In the demimonde of Kabukicho, a warren of striptease bars, cabaret clubs and brothel fronts that makes up Tokyo's main red-light district, the night manager of the Parisienne Café frets about the yakuza. Japan's biggest organized-crime group, the Yamaguchi-gumi, with 23,400 members, split last month.
On Sept. 5, more than a dozen of its factions gelled into a new, rival outfit. A yakuza shootout with Chinese mobsters in the Parisienne killed one gang member and injured more. The café's manager now fears the risk of renewed warfare.
The police are bracing themselves for violence up and down Japan. At the time of the last yakuza split, in 1984, two dozen gang members died in territorial battles.
In the past few years, firebombings, death threats and murders by gangs have eroded the public's tolerance of the gangs.
For all that, the yakuza remain largely legal. Membership is no crime. Mobsters commute to official headquarters, proffer business cards and have pension plans. Its boss, Shinobu Tsukasa, portrays the group as a refuge for the marginalized.
The split has partly to do with the economy. Two decades of Japan's flirting with deflation has made it harder to extort money from businesses.
Criticism over Tsukasa's leadership was a factor too.
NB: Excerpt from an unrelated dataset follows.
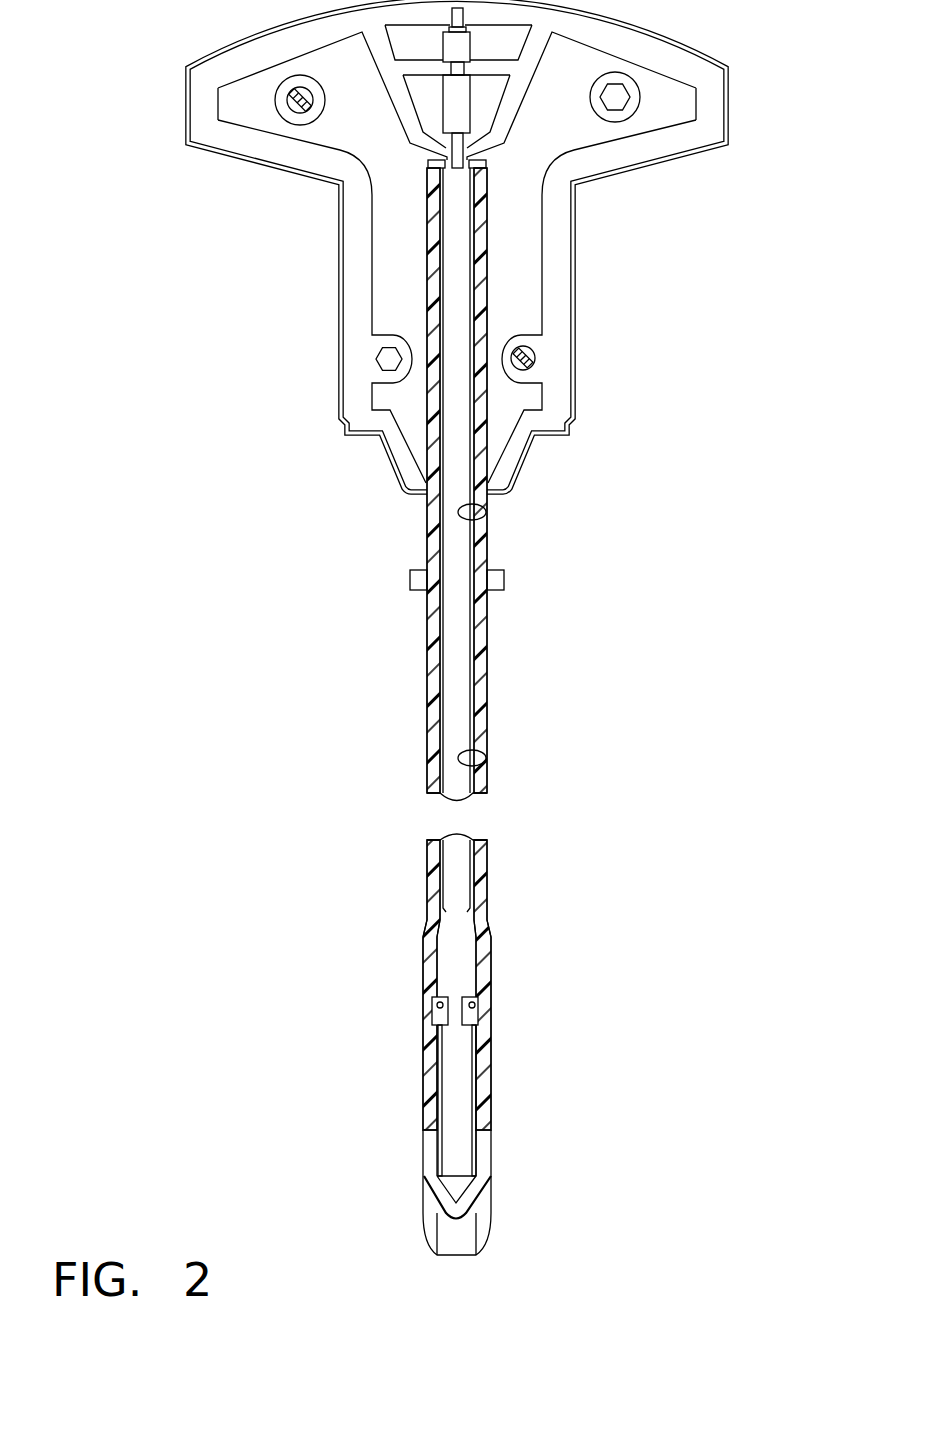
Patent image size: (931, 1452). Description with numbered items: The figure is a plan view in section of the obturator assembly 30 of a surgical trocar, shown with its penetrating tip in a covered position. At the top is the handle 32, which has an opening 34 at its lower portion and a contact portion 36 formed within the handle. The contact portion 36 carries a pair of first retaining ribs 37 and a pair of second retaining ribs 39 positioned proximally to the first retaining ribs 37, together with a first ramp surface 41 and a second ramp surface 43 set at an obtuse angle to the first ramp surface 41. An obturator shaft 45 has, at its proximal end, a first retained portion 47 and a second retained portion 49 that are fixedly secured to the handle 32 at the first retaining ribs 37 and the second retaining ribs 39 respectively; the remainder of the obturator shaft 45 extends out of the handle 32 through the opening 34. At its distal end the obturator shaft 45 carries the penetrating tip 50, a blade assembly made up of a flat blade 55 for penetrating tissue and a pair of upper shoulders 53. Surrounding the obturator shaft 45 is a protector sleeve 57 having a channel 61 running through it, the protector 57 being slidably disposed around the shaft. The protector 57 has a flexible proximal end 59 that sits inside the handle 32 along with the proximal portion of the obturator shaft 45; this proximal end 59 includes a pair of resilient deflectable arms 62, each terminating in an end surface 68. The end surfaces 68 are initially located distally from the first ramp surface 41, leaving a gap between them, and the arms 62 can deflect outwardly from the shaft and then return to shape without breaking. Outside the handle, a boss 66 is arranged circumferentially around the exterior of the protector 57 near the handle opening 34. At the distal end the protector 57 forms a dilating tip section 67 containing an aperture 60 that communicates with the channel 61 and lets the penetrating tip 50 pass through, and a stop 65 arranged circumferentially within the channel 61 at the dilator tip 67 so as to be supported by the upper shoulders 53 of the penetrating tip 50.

Other factions have long resented the dominant position of his Kodo-kai, the most ambitious yakuza group that has tried to expand beyond its base in Nagoya. Mobsters in the port cities of Kobe and Osaka were left with slimmer pickings as industry declined.
Kodo-kai also fell out with the police. Rather than cooperating with the cops, as other factions do, it started intimidating them. The police appear even to be helping the breakaway group, which will call itself the Kobe Yamaguchi-gumi.